韓国主要新聞の社説
「自由民主主義と市場経済体制を基盤に国民が主である国家を再建し、国際社会で責任と役割を果たす国家を作らなければいけないという時代的召命を持ってこの場に立っています」
5月10日に行われた韓国の第20代大統領就任式で、尹錫悦(ユン・ソクヨル)新大統領は政権の求める価値をこう語った。
尹大統領は続いて、韓国社会が直面している問題として、「多数の力で相手を抑圧する反知性主義」「過度な両極化」「社会的対立」「北朝鮮の核開発」を挙げ、解決策としては「自由」「成長」「公正」「人権」「連帯」というキーワードを提示した。
特に「自由」を計35回も言及するほど政権の最高価値として掲げた反面、韓国の主要メディアが口をそろえて最も急がれる課題だと指摘してきた「統合」「ガバナンス」という言葉は一度も登場しなかった。

就任式の翌日、韓国の主要新聞の社説は、新任大統領の就任演説を次のように分析した。
「尹大統領は就任演説で『自由』と『跳躍的成長』を国政の核心価値として掲げた。問題は、これを具体的にどのように政策化し実現していくかという点だ。現在、国会で多数を占めている共に民主党が、文政権の政策を覆す尹政権の政策を受け入れる可能性はあまりない。大半が遮るだろう。
尹大統領はその度に一番先頭に立って野党を説得しなければならない。野党の反対に対して怒ったり喧嘩したりしてはならない。尹大統領は大統領選挙の時、『野党と素敵なガバナンスを行う』と述べた。随時野党指導部と議員に会って共感を広げなければならない」
(朝鮮日報〈尹大統領「自由」と「跳躍的成長」を宣言、ガバナンスと疎通にかかっている〉)

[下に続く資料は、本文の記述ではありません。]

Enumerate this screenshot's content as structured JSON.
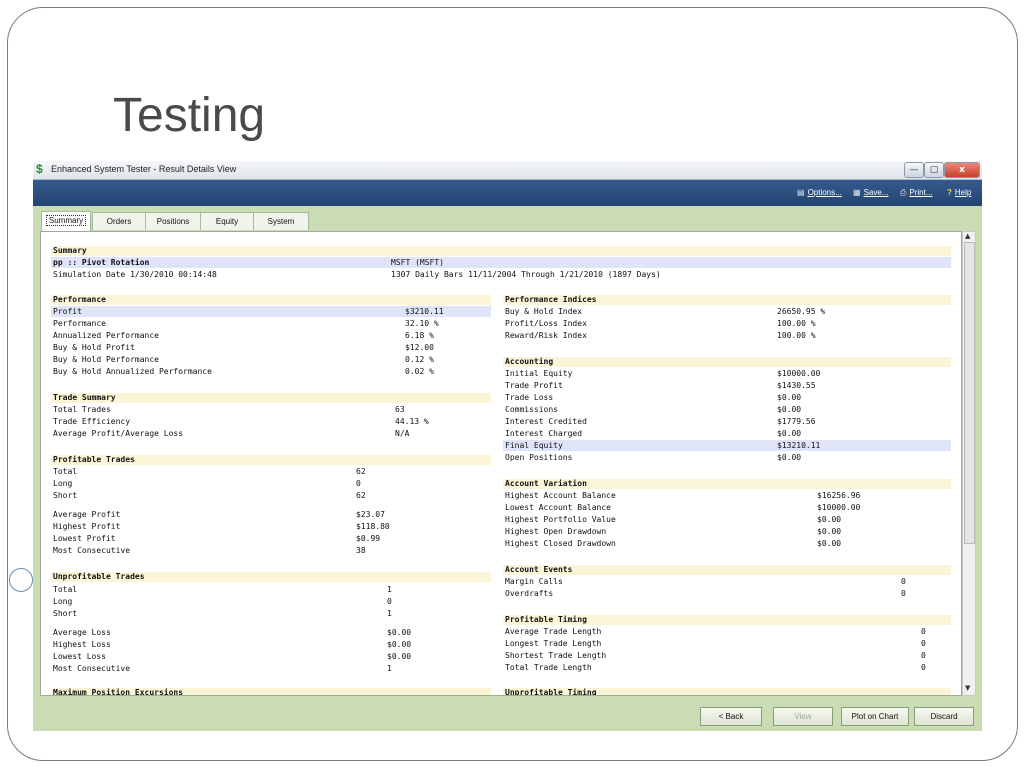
{
  "slide": {
    "title": "Testing"
  },
  "window": {
    "title": "Enhanced System Tester - Result Details View",
    "app_icon": "$",
    "buttons": {
      "minimize": "—",
      "maximize": "▢",
      "close": "x"
    }
  },
  "toolbar": {
    "options": "Options...",
    "save": "Save...",
    "print": "Print...",
    "help": "Help"
  },
  "tabs": [
    "Summary",
    "Orders",
    "Positions",
    "Equity",
    "System"
  ],
  "summary": {
    "header": "Summary",
    "system_name": "pp :: Pivot Rotation",
    "symbol": "MSFT (MSFT)",
    "sim_date": "Simulation Date 1/30/2010 00:14:48",
    "bars": "1307 Daily Bars 11/11/2004 Through 1/21/2010 (1897 Days)"
  },
  "left": {
    "performance": {
      "header": "Performance",
      "rows": [
        {
          "label": "Profit",
          "value": "$3210.11"
        },
        {
          "label": "Performance",
          "value": "32.10 %"
        },
        {
          "label": "Annualized Performance",
          "value": "6.18 %"
        },
        {
          "label": "Buy & Hold Profit",
          "value": "$12.00"
        },
        {
          "label": "Buy & Hold Performance",
          "value": "0.12 %"
        },
        {
          "label": "Buy & Hold Annualized Performance",
          "value": "0.02 %"
        }
      ]
    },
    "trade_summary": {
      "header": "Trade Summary",
      "rows": [
        {
          "label": "Total Trades",
          "value": "63"
        },
        {
          "label": "Trade Efficiency",
          "value": "44.13 %"
        },
        {
          "label": "Average Profit/Average Loss",
          "value": "N/A"
        }
      ]
    },
    "profitable_trades": {
      "header": "Profitable Trades",
      "rows": [
        {
          "label": "Total",
          "value": "62"
        },
        {
          "label": "Long",
          "value": "0"
        },
        {
          "label": "Short",
          "value": "62"
        },
        {
          "label": "Average Profit",
          "value": "$23.07"
        },
        {
          "label": "Highest Profit",
          "value": "$118.80"
        },
        {
          "label": "Lowest Profit",
          "value": "$0.99"
        },
        {
          "label": "Most Consecutive",
          "value": "38"
        }
      ]
    },
    "unprofitable_trades": {
      "header": "Unprofitable Trades",
      "rows": [
        {
          "label": "Total",
          "value": "1"
        },
        {
          "label": "Long",
          "value": "0"
        },
        {
          "label": "Short",
          "value": "1"
        },
        {
          "label": "Average Loss",
          "value": "$0.00"
        },
        {
          "label": "Highest Loss",
          "value": "$0.00"
        },
        {
          "label": "Lowest Loss",
          "value": "$0.00"
        },
        {
          "label": "Most Consecutive",
          "value": "1"
        }
      ]
    },
    "cut_header": "Maximum Position Excursions"
  },
  "right": {
    "performance_indices": {
      "header": "Performance Indices",
      "rows": [
        {
          "label": "Buy & Hold Index",
          "value": "26650.95 %"
        },
        {
          "label": "Profit/Loss Index",
          "value": "100.00 %"
        },
        {
          "label": "Reward/Risk Index",
          "value": "100.00 %"
        }
      ]
    },
    "accounting": {
      "header": "Accounting",
      "rows": [
        {
          "label": "Initial Equity",
          "value": "$10000.00"
        },
        {
          "label": "Trade Profit",
          "value": "$1430.55"
        },
        {
          "label": "Trade Loss",
          "value": "$0.00"
        },
        {
          "label": "Commissions",
          "value": "$0.00"
        },
        {
          "label": "Interest Credited",
          "value": "$1779.56"
        },
        {
          "label": "Interest Charged",
          "value": "$0.00"
        },
        {
          "label": "Final Equity",
          "value": "$13210.11"
        },
        {
          "label": "Open Positions",
          "value": "$0.00"
        }
      ]
    },
    "account_variation": {
      "header": "Account Variation",
      "rows": [
        {
          "label": "Highest Account Balance",
          "value": "$16256.96"
        },
        {
          "label": "Lowest Account Balance",
          "value": "$10000.00"
        },
        {
          "label": "Highest Portfolio Value",
          "value": "$0.00"
        },
        {
          "label": "Highest Open Drawdown",
          "value": "$0.00"
        },
        {
          "label": "Highest Closed Drawdown",
          "value": "$0.00"
        }
      ]
    },
    "account_events": {
      "header": "Account Events",
      "rows": [
        {
          "label": "Margin Calls",
          "value": "0"
        },
        {
          "label": "Overdrafts",
          "value": "0"
        }
      ]
    },
    "profitable_timing": {
      "header": "Profitable Timing",
      "rows": [
        {
          "label": "Average Trade Length",
          "value": "0"
        },
        {
          "label": "Longest Trade Length",
          "value": "0"
        },
        {
          "label": "Shortest Trade Length",
          "value": "0"
        },
        {
          "label": "Total Trade Length",
          "value": "0"
        }
      ]
    },
    "cut_header": "Unprofitable Timing"
  },
  "footer": {
    "back": "< Back",
    "view": "View",
    "plot": "Plot on Chart",
    "discard": "Discard"
  }
}
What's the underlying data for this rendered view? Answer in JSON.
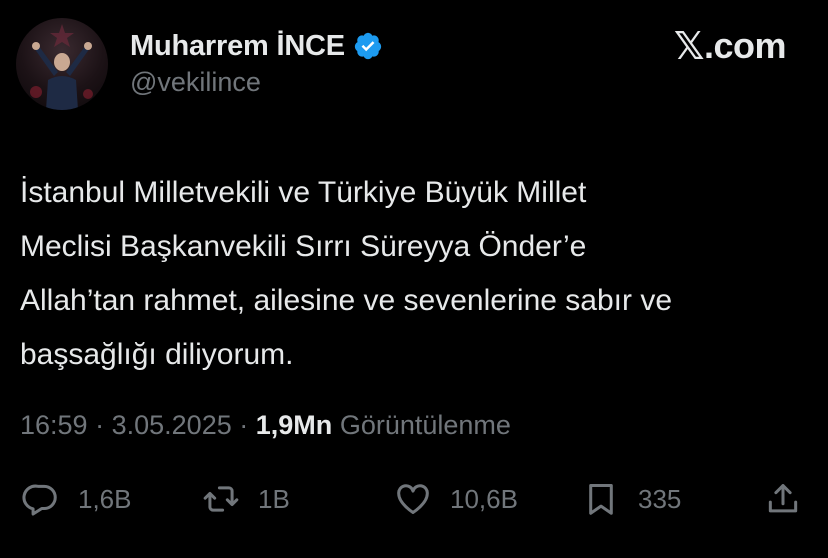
{
  "author": {
    "display_name": "Muharrem İNCE",
    "handle": "@vekilince",
    "verified": true
  },
  "brand": {
    "x_glyph": "𝕏",
    "suffix": ".com"
  },
  "tweet": {
    "lines": [
      "İstanbul Milletvekili ve Türkiye Büyük Millet",
      "Meclisi Başkanvekili Sırrı Süreyya Önder’e",
      "Allah’tan rahmet, ailesine ve sevenlerine sabır ve",
      "başsağlığı diliyorum."
    ]
  },
  "meta": {
    "time": "16:59",
    "separator": "·",
    "date": "3.05.2025",
    "views_count": "1,9Mn",
    "views_label": "Görüntülenme"
  },
  "actions": {
    "replies": "1,6B",
    "reposts": "1B",
    "likes": "10,6B",
    "bookmarks": "335"
  },
  "icons": {
    "verified": "verified-badge-icon",
    "reply": "reply-icon",
    "repost": "repost-icon",
    "like": "heart-icon",
    "bookmark": "bookmark-icon",
    "share": "share-icon"
  },
  "colors": {
    "background": "#000000",
    "text": "#e7e9ea",
    "secondary": "#71767b",
    "verified": "#1d9bf0"
  }
}
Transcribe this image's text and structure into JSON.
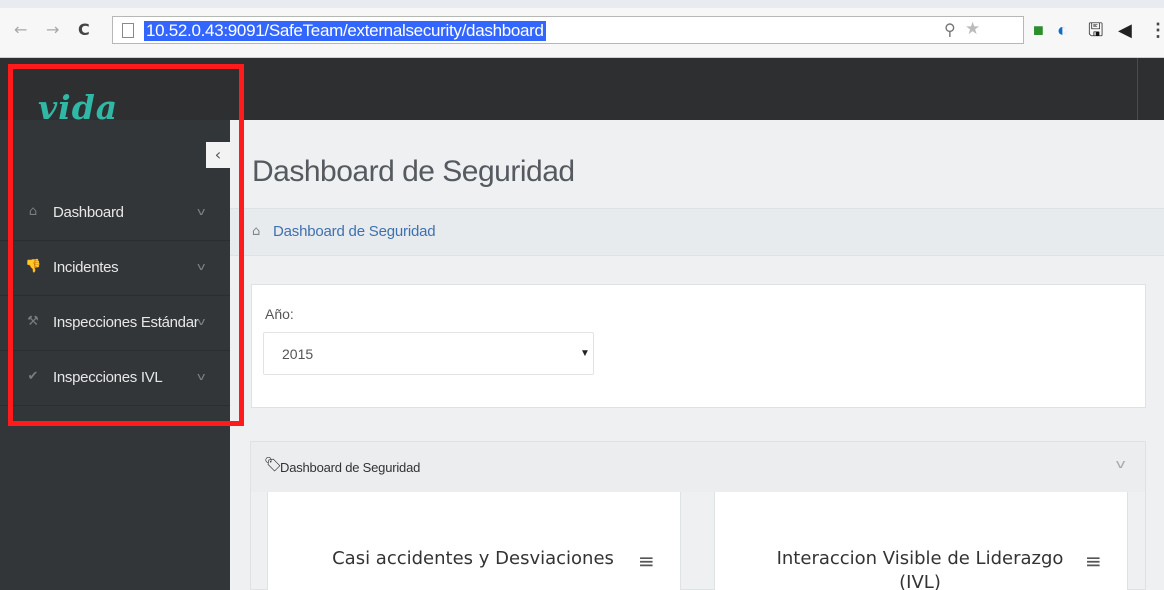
{
  "browser": {
    "url": "10.52.0.43:9091/SafeTeam/externalsecurity/dashboard",
    "nav": {
      "back": "←",
      "forward": "→",
      "reload": "C"
    },
    "omnibox_icons": {
      "search": "⚲",
      "star": "★"
    },
    "extensions": {
      "ext1": "■",
      "ext2": "◐",
      "ext3": "🖫",
      "ext4": "◀",
      "menu": "⋮"
    }
  },
  "app": {
    "logo": "vida",
    "colors": {
      "topbar": "#2d2f31",
      "sidebar": "#333638",
      "logo": "#2fb8a6",
      "link": "#3f71b1",
      "highlight_frame": "#ff1b1b"
    }
  },
  "sidebar": {
    "toggle": "‹",
    "items": [
      {
        "label": "Dashboard",
        "icon": "⌂",
        "icon_name": "home-icon",
        "chevron": "v"
      },
      {
        "label": "Incidentes",
        "icon": "👎",
        "icon_name": "thumbs-down-icon",
        "chevron": "v"
      },
      {
        "label": "Inspecciones Estándar",
        "icon": "⚒",
        "icon_name": "gavel-icon",
        "chevron": "v"
      },
      {
        "label": "Inspecciones IVL",
        "icon": "✔",
        "icon_name": "check-icon",
        "chevron": "v"
      }
    ]
  },
  "main": {
    "title": "Dashboard de Seguridad",
    "breadcrumb": {
      "icon": "⌂",
      "text": "Dashboard de Seguridad"
    },
    "filter": {
      "label": "Año:",
      "selected": "2015",
      "arrow": "▼"
    },
    "panel": {
      "icon": "🏷",
      "title": "Dashboard de Seguridad",
      "collapse": "v",
      "charts": [
        {
          "title": "Casi accidentes y Desviaciones",
          "menu": "≡"
        },
        {
          "title": "Interaccion Visible de Liderazgo (IVL)",
          "menu": "≡"
        }
      ]
    }
  }
}
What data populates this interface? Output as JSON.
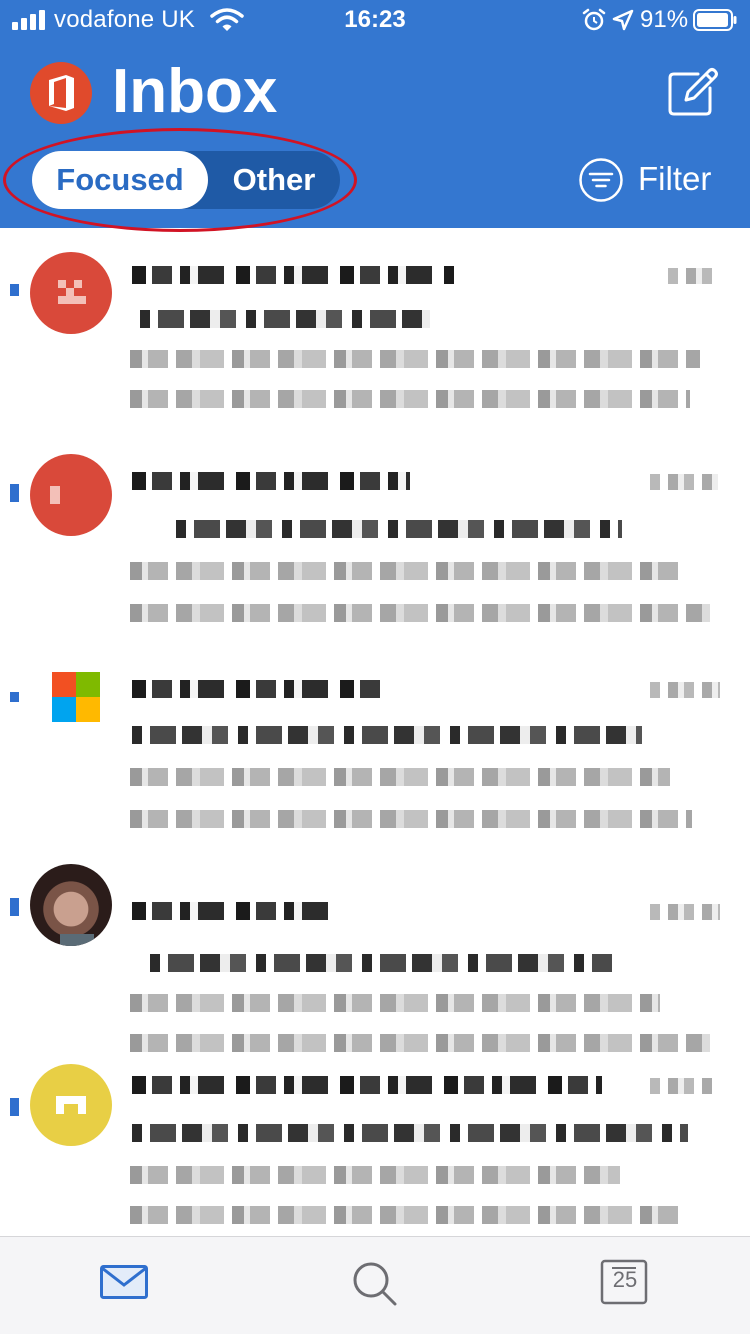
{
  "status_bar": {
    "carrier": "vodafone UK",
    "time": "16:23",
    "battery_percent": "91%",
    "signal_bars": 4,
    "icons": [
      "signal-icon",
      "wifi-icon",
      "alarm-icon",
      "location-arrow-icon",
      "battery-icon"
    ]
  },
  "header": {
    "app_logo": "office-logo-icon",
    "title": "Inbox",
    "compose_icon": "compose-icon",
    "tabs": [
      {
        "label": "Focused",
        "selected": true
      },
      {
        "label": "Other",
        "selected": false
      }
    ],
    "filter_label": "Filter",
    "colors": {
      "header_bg": "#3477d0",
      "segment_bg": "#1f5aa6",
      "highlight_ring": "#d11324"
    }
  },
  "messages": [
    {
      "unread": true,
      "avatar": "red-avatar",
      "avatar_color": "#d9493a",
      "content_obscured": true
    },
    {
      "unread": true,
      "avatar": "red-avatar",
      "avatar_color": "#d9493a",
      "content_obscured": true
    },
    {
      "unread": true,
      "avatar": "microsoft-logo",
      "content_obscured": true
    },
    {
      "unread": true,
      "avatar": "photo-avatar",
      "content_obscured": true
    },
    {
      "unread": true,
      "avatar": "yellow-avatar",
      "avatar_color": "#e8cf45",
      "content_obscured": true
    }
  ],
  "tab_bar": {
    "items": [
      {
        "name": "mail",
        "icon": "mail-icon",
        "selected": true
      },
      {
        "name": "search",
        "icon": "search-icon",
        "selected": false
      },
      {
        "name": "calendar",
        "icon": "calendar-icon",
        "selected": false,
        "badge": "25"
      }
    ],
    "colors": {
      "active": "#2f6fce",
      "inactive": "#6d6d72"
    }
  }
}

「尹大統領の就任演説は原論的な水準にとどまっている。自由と人権、公正、連帯など重要な価値観を掲げたが、具体的なアクションプランは見つからなかった。尹大統領が『多数の力』などの言葉を使って巨大野党を迂回的に指摘しながら、統合やガバナンスについて一言も言及しなかったことは疑問だ。